The G20 agreed on a $1 trillion deal to help deal with the recession and said they would take strong action against tax havens.
The Put People First Coalition of 160 organizations, including Christian Aid, Tearfund, and World Vision, questioned whether the deal really signaled a break from the "failed policies that brought about the global crisis."
One member of the coalition, Jubilee Debt Campaign (JDC), said it welcomed the G20's recommitment to debt relief, but added it was concerned that IMF loans could come with strings attached.
"It is imperative that the IMF immediately stops attaching damaging austerity conditions to its funding, and that funding for the poorest countries comes mainly in the form of grants," JDC said, as reported by the Church Times.

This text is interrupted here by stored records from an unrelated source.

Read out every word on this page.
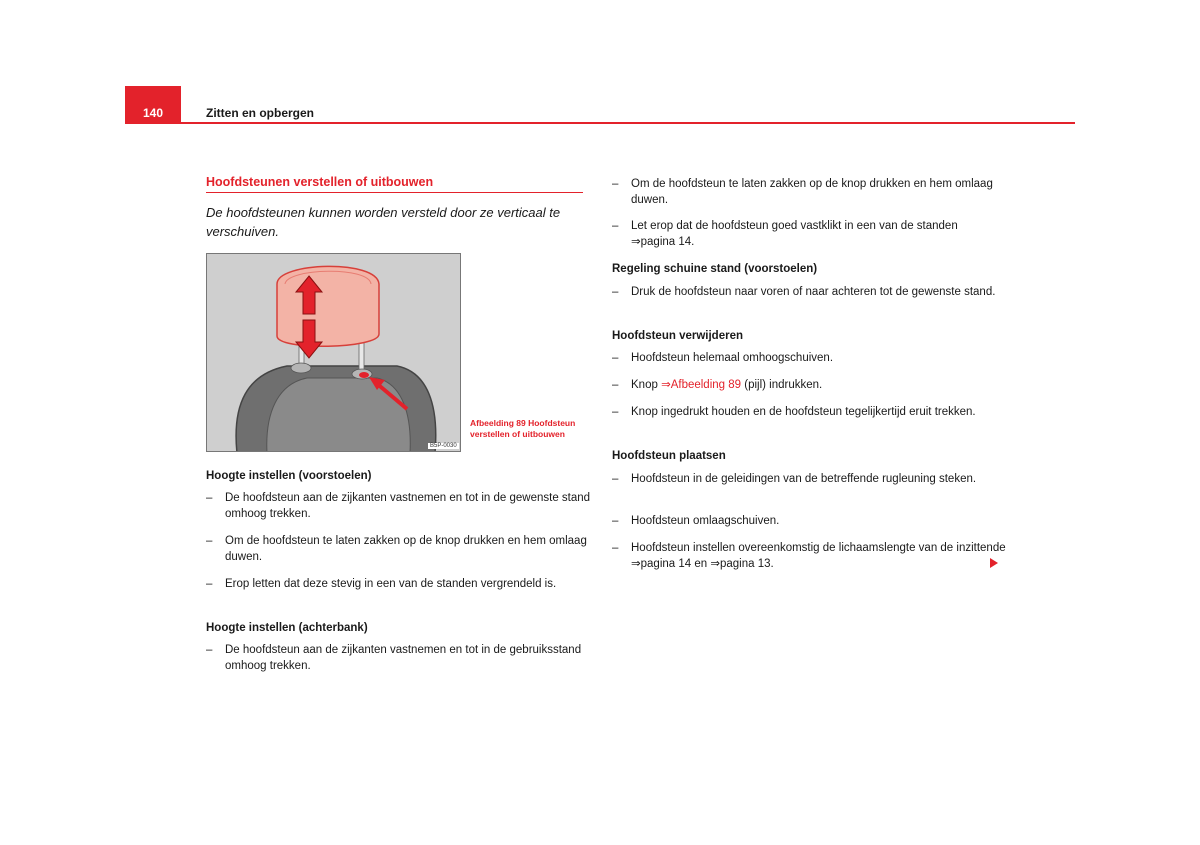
140	Zitten en opbergen
Hoofdsteunen verstellen of uitbouwen
De hoofdsteunen kunnen worden versteld door ze verticaal te verschuiven.
B5P-0030
Afbeelding 89 Hoofdsteun verstellen of uitbouwen
Hoogte instellen (voorstoelen)
– De hoofdsteun aan de zijkanten vastnemen en tot in de gewenste stand omhoog trekken.
– Om de hoofdsteun te laten zakken op de knop drukken en hem omlaag duwen.
– Erop letten dat deze stevig in een van de standen vergrendeld is.
Hoogte instellen (achterbank)
– De hoofdsteun aan de zijkanten vastnemen en tot in de gebruiksstand omhoog trekken.
– Om de hoofdsteun te laten zakken op de knop drukken en hem omlaag duwen.
– Let erop dat de hoofdsteun goed vastklikt in een van de standen ⇒pagina 14.
Regeling schuine stand (voorstoelen)
– Druk de hoofdsteun naar voren of naar achteren tot de gewenste stand.
Hoofdsteun verwijderen
– Hoofdsteun helemaal omhoogschuiven.
– Knop ⇒Afbeelding 89 (pijl) indrukken.
– Knop ingedrukt houden en de hoofdsteun tegelijkertijd eruit trekken.
Hoofdsteun plaatsen
– Hoofdsteun in de geleidingen van de betreffende rugleuning steken.
– Hoofdsteun omlaagschuiven.
– Hoofdsteun instellen overeenkomstig de lichaamslengte van de inzittende ⇒pagina 14 en ⇒pagina 13.
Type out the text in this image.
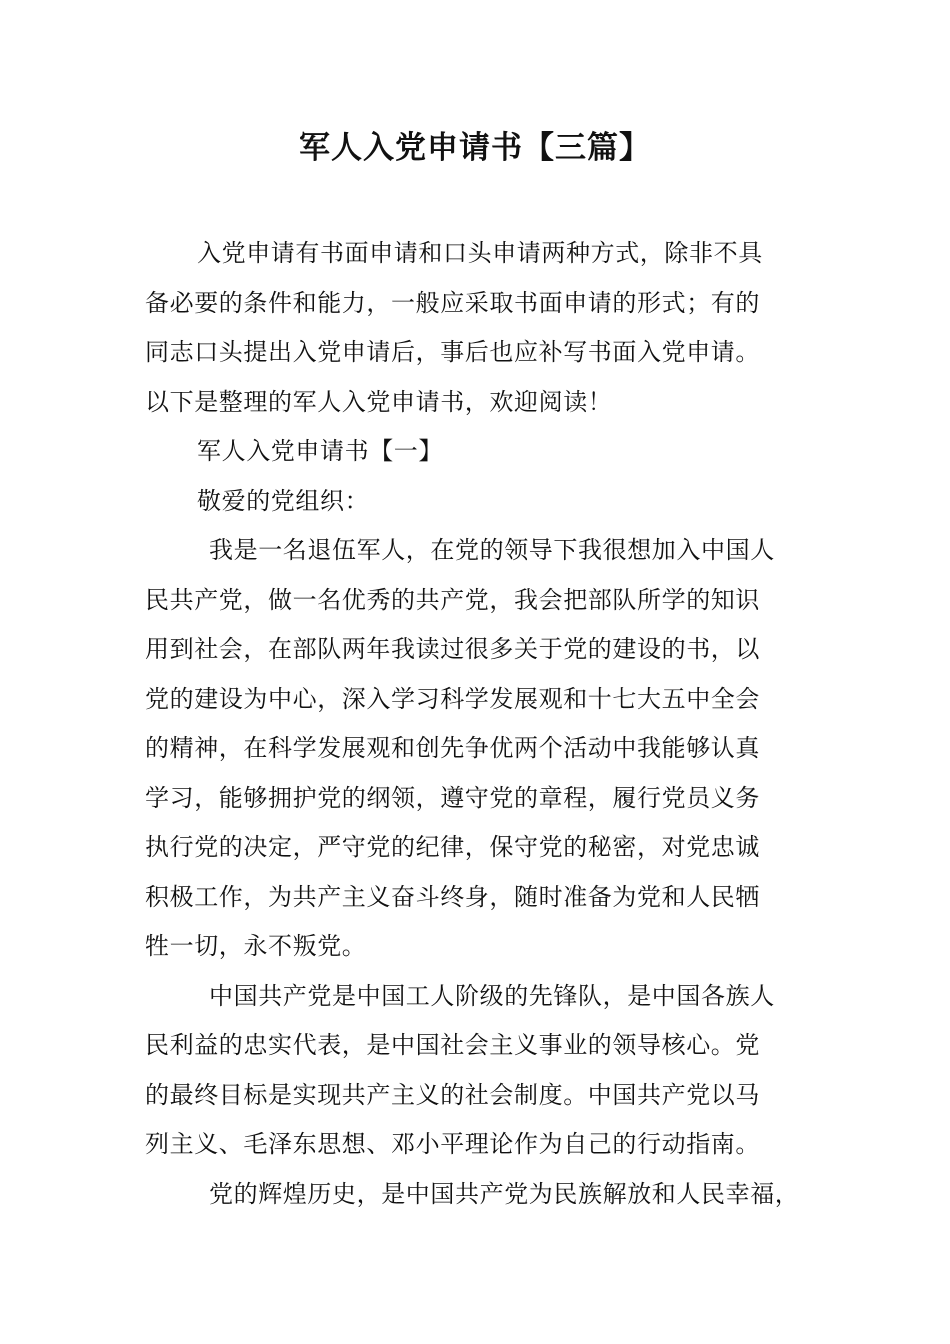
军人入党申请书【三篇】
入党申请有书面申请和口头申请两种方式，除非不具
备必要的条件和能力，一般应采取书面申请的形式；有的
同志口头提出入党申请后，事后也应补写书面入党申请。
以下是整理的军人入党申请书，欢迎阅读！
军人入党申请书【一】
敬爱的党组织：
我是一名退伍军人，在党的领导下我很想加入中国人
民共产党，做一名优秀的共产党，我会把部队所学的知识
用到社会，在部队两年我读过很多关于党的建设的书，以
党的建设为中心，深入学习科学发展观和十七大五中全会
的精神，在科学发展观和创先争优两个活动中我能够认真
学习，能够拥护党的纲领，遵守党的章程，履行党员义务
执行党的决定，严守党的纪律，保守党的秘密，对党忠诚
积极工作，为共产主义奋斗终身，随时准备为党和人民牺
牲一切，永不叛党。
中国共产党是中国工人阶级的先锋队，是中国各族人
民利益的忠实代表，是中国社会主义事业的领导核心。党
的最终目标是实现共产主义的社会制度。中国共产党以马
列主义、毛泽东思想、邓小平理论作为自己的行动指南。
党的辉煌历史，是中国共产党为民族解放和人民幸福，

In addition, Paul Cook of Tearfund, said that more should have been done to link financial support to fighting climate change.
He said, "With no clear commitment to ensure that stimulus money is invested in low-carbon technology, the world risks a recovery which is based in business as usual. It locks us into a path which will result in runaway climate change and devastating impacts for the world's poorest community."
The Archbishops of Canterbury and York noted that political and religious leaders had a duty "to look at the faces of the poor around the world and act with justice, to think with compassion and to look with hope to a sustainable vision of the future."